ABSTRACT

The experiences, representations and images of older people in China have increasingly become important in both the discipline and practice of social science. Indeed, social policy based on old age appears to be moving from its traditional concern with “public issues” in China to the question of how ageing is socially perceived and experienced by individual social actors related to consumerism on the one hand, and population control on the other (Powell and Cook 2000). Ageing identities have been grounded in policy discourses and professions of health and social care and the institutionalization of state care policy in China (Cook and Powell, 2005a). However, a perceived corrosion of these structures has led to an interiorization of the ground upon which a viable ageing identity can be constructed. There are two key issues that are important in exploring the relationship between personal experiences of ageing and policy discourse. Part of the seductive array of discourses centers on “active” lifestyles in urban society. Further, these discourses that impinge on ageing have thereby taken on a “normative” dimension, which mediates a daily understanding of what it is to “successfully” age through the life-course. It may be possible to critically assess social spaces created for older people in terms of the relationship allowed to exist between their inner world social identity and the outer world of China.
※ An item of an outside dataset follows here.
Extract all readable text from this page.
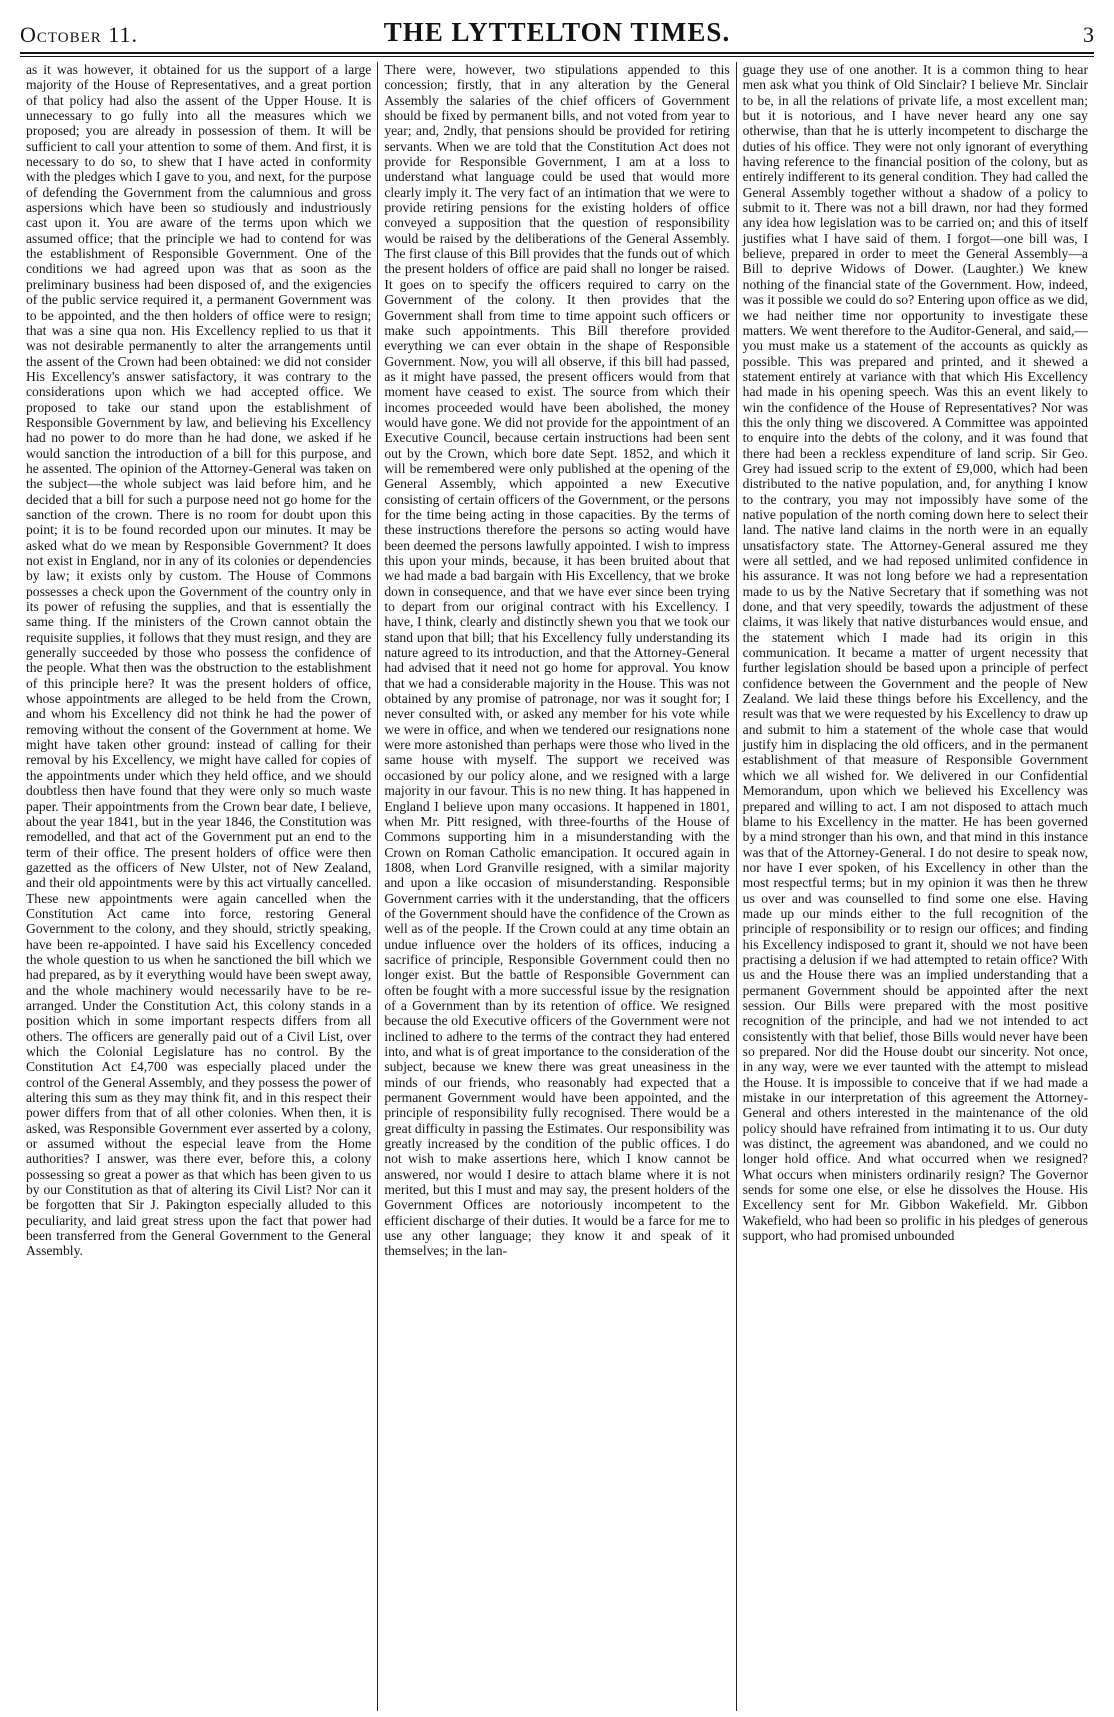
October 11.	THE LYTTELTON TIMES.	3

as it was however, it obtained for us the support of a large majority of the House of Representatives, and a great portion of that policy had also the assent of the Upper House. It is unnecessary to go fully into all the measures which we proposed; you are already in possession of them. It will be sufficient to call your attention to some of them. And first, it is necessary to do so, to shew that I have acted in conformity with the pledges which I gave to you, and next, for the purpose of defending the Government from the calumnious and gross aspersions which have been so studiously and industriously cast upon it. You are aware of the terms upon which we assumed office; that the principle we had to contend for was the establishment of Responsible Government. One of the conditions we had agreed upon was that as soon as the preliminary business had been disposed of, and the exigencies of the public service required it, a permanent Government was to be appointed, and the then holders of office were to resign; that was a sine qua non. His Excellency replied to us that it was not desirable permanently to alter the arrangements until the assent of the Crown had been obtained: we did not consider His Excellency's answer satisfactory, it was contrary to the considerations upon which we had accepted office. We proposed to take our stand upon the establishment of Responsible Government by law, and believing his Excellency had no power to do more than he had done, we asked if he would sanction the introduction of a bill for this purpose, and he assented. The opinion of the Attorney-General was taken on the subject—the whole subject was laid before him, and he decided that a bill for such a purpose need not go home for the sanction of the crown. There is no room for doubt upon this point; it is to be found recorded upon our minutes. It may be asked what do we mean by Responsible Government? It does not exist in England, nor in any of its colonies or dependencies by law; it exists only by custom. The House of Commons possesses a check upon the Government of the country only in its power of refusing the supplies, and that is essentially the same thing. If the ministers of the Crown cannot obtain the requisite supplies, it follows that they must resign, and they are generally succeeded by those who possess the confidence of the people. What then was the obstruction to the establishment of this principle here? It was the present holders of office, whose appointments are alleged to be held from the Crown, and whom his Excellency did not think he had the power of removing without the consent of the Government at home. We might have taken other ground: instead of calling for their removal by his Excellency, we might have called for copies of the appointments under which they held office, and we should doubtless then have found that they were only so much waste paper. Their appointments from the Crown bear date, I believe, about the year 1841, but in the year 1846, the Constitution was remodelled, and that act of the Government put an end to the term of their office. The present holders of office were then gazetted as the officers of New Ulster, not of New Zealand, and their old appointments were by this act virtually cancelled. These new appointments were again cancelled when the Constitution Act came into force, restoring General Government to the colony, and they should, strictly speaking, have been re-appointed. I have said his Excellency conceded the whole question to us when he sanctioned the bill which we had prepared, as by it everything would have been swept away, and the whole machinery would necessarily have to be re-arranged. Under the Constitution Act, this colony stands in a position which in some important respects differs from all others. The officers are generally paid out of a Civil List, over which the Colonial Legislature has no control. By the Constitution Act £4,700 was especially placed under the control of the General Assembly, and they possess the power of altering this sum as they may think fit, and in this respect their power differs from that of all other colonies. When then, it is asked, was Responsible Government ever asserted by a colony, or assumed without the especial leave from the Home authorities? I answer, was there ever, before this, a colony possessing so great a power as that which has been given to us by our Constitution as that of altering its Civil List? Nor can it be forgotten that Sir J. Pakington especially alluded to this peculiarity, and laid great stress upon the fact that power had been transferred from the General Government to the General Assembly.

There were, however, two stipulations appended to this concession; firstly, that in any alteration by the General Assembly the salaries of the chief officers of Government should be fixed by permanent bills, and not voted from year to year; and, 2ndly, that pensions should be provided for retiring servants. When we are told that the Constitution Act does not provide for Responsible Government, I am at a loss to understand what language could be used that would more clearly imply it. The very fact of an intimation that we were to provide retiring pensions for the existing holders of office conveyed a supposition that the question of responsibility would be raised by the deliberations of the General Assembly. The first clause of this Bill provides that the funds out of which the present holders of office are paid shall no longer be raised. It goes on to specify the officers required to carry on the Government of the colony. It then provides that the Government shall from time to time appoint such officers or make such appointments. This Bill therefore provided everything we can ever obtain in the shape of Responsible Government. Now, you will all observe, if this bill had passed, as it might have passed, the present officers would from that moment have ceased to exist. The source from which their incomes proceeded would have been abolished, the money would have gone. We did not provide for the appointment of an Executive Council, because certain instructions had been sent out by the Crown, which bore date Sept. 1852, and which it will be remembered were only published at the opening of the General Assembly, which appointed a new Executive consisting of certain officers of the Government, or the persons for the time being acting in those capacities. By the terms of these instructions therefore the persons so acting would have been deemed the persons lawfully appointed. I wish to impress this upon your minds, because, it has been bruited about that we had made a bad bargain with His Excellency, that we broke down in consequence, and that we have ever since been trying to depart from our original contract with his Excellency. I have, I think, clearly and distinctly shewn you that we took our stand upon that bill; that his Excellency fully understanding its nature agreed to its introduction, and that the Attorney-General had advised that it need not go home for approval. You know that we had a considerable majority in the House. This was not obtained by any promise of patronage, nor was it sought for; I never consulted with, or asked any member for his vote while we were in office, and when we tendered our resignations none were more astonished than perhaps were those who lived in the same house with myself. The support we received was occasioned by our policy alone, and we resigned with a large majority in our favour. This is no new thing. It has happened in England I believe upon many occasions. It happened in 1801, when Mr. Pitt resigned, with three-fourths of the House of Commons supporting him in a misunderstanding with the Crown on Roman Catholic emancipation. It occured again in 1808, when Lord Granville resigned, with a similar majority and upon a like occasion of misunderstanding. Responsible Government carries with it the understanding, that the officers of the Government should have the confidence of the Crown as well as of the people. If the Crown could at any time obtain an undue influence over the holders of its offices, inducing a sacrifice of principle, Responsible Government could then no longer exist. But the battle of Responsible Government can often be fought with a more successful issue by the resignation of a Government than by its retention of office. We resigned because the old Executive officers of the Government were not inclined to adhere to the terms of the contract they had entered into, and what is of great importance to the consideration of the subject, because we knew there was great uneasiness in the minds of our friends, who reasonably had expected that a permanent Government would have been appointed, and the principle of responsibility fully recognised. There would be a great difficulty in passing the Estimates. Our responsibility was greatly increased by the condition of the public offices. I do not wish to make assertions here, which I know cannot be answered, nor would I desire to attach blame where it is not merited, but this I must and may say, the present holders of the Government Offices are notoriously incompetent to the efficient discharge of their duties. It would be a farce for me to use any other language; they know it and speak of it themselves; in the lan-

guage they use of one another. It is a common thing to hear men ask what you think of Old Sinclair? I believe Mr. Sinclair to be, in all the relations of private life, a most excellent man; but it is notorious, and I have never heard any one say otherwise, than that he is utterly incompetent to discharge the duties of his office. They were not only ignorant of everything having reference to the financial position of the colony, but as entirely indifferent to its general condition. They had called the General Assembly together without a shadow of a policy to submit to it. There was not a bill drawn, nor had they formed any idea how legislation was to be carried on; and this of itself justifies what I have said of them. I forgot—one bill was, I believe, prepared in order to meet the General Assembly—a Bill to deprive Widows of Dower. (Laughter.) We knew nothing of the financial state of the Government. How, indeed, was it possible we could do so? Entering upon office as we did, we had neither time nor opportunity to investigate these matters. We went therefore to the Auditor-General, and said,—you must make us a statement of the accounts as quickly as possible. This was prepared and printed, and it shewed a statement entirely at variance with that which His Excellency had made in his opening speech. Was this an event likely to win the confidence of the House of Representatives? Nor was this the only thing we discovered. A Committee was appointed to enquire into the debts of the colony, and it was found that there had been a reckless expenditure of land scrip. Sir Geo. Grey had issued scrip to the extent of £9,000, which had been distributed to the native population, and, for anything I know to the contrary, you may not impossibly have some of the native population of the north coming down here to select their land. The native land claims in the north were in an equally unsatisfactory state. The Attorney-General assured me they were all settled, and we had reposed unlimited confidence in his assurance. It was not long before we had a representation made to us by the Native Secretary that if something was not done, and that very speedily, towards the adjustment of these claims, it was likely that native disturbances would ensue, and the statement which I made had its origin in this communication. It became a matter of urgent necessity that further legislation should be based upon a principle of perfect confidence between the Government and the people of New Zealand. We laid these things before his Excellency, and the result was that we were requested by his Excellency to draw up and submit to him a statement of the whole case that would justify him in displacing the old officers, and in the permanent establishment of that measure of Responsible Government which we all wished for. We delivered in our Confidential Memorandum, upon which we believed his Excellency was prepared and willing to act. I am not disposed to attach much blame to his Excellency in the matter. He has been governed by a mind stronger than his own, and that mind in this instance was that of the Attorney-General. I do not desire to speak now, nor have I ever spoken, of his Excellency in other than the most respectful terms; but in my opinion it was then he threw us over and was counselled to find some one else. Having made up our minds either to the full recognition of the principle of responsibility or to resign our offices; and finding his Excellency indisposed to grant it, should we not have been practising a delusion if we had attempted to retain office? With us and the House there was an implied understanding that a permanent Government should be appointed after the next session. Our Bills were prepared with the most positive recognition of the principle, and had we not intended to act consistently with that belief, those Bills would never have been so prepared. Nor did the House doubt our sincerity. Not once, in any way, were we ever taunted with the attempt to mislead the House. It is impossible to conceive that if we had made a mistake in our interpretation of this agreement the Attorney-General and others interested in the maintenance of the old policy should have refrained from intimating it to us. Our duty was distinct, the agreement was abandoned, and we could no longer hold office. And what occurred when we resigned? What occurs when ministers ordinarily resign? The Governor sends for some one else, or else he dissolves the House. His Excellency sent for Mr. Gibbon Wakefield. Mr. Gibbon Wakefield, who had been so prolific in his pledges of generous support, who had promised unbounded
An examination of the relationship between China, urbanization and ageing

policy must acknowledge the fact that social and economic discourses shape the perceptions of old age in the popular imagination. Ageing is a site upon which power is distributed and power games are played out mainly through “narratives.” As Biggs and Powell (2001: 103) suggest

narratives are not simply personal fictions that we choose to live by, but are discourses that are subject to social and historical influence. Narratives of aging [sic] are personal in so far as we apply techniques to ourselves, while the technologies and the ground on which they are told imply particular distributions of power that will determine the way and the what of the storyline.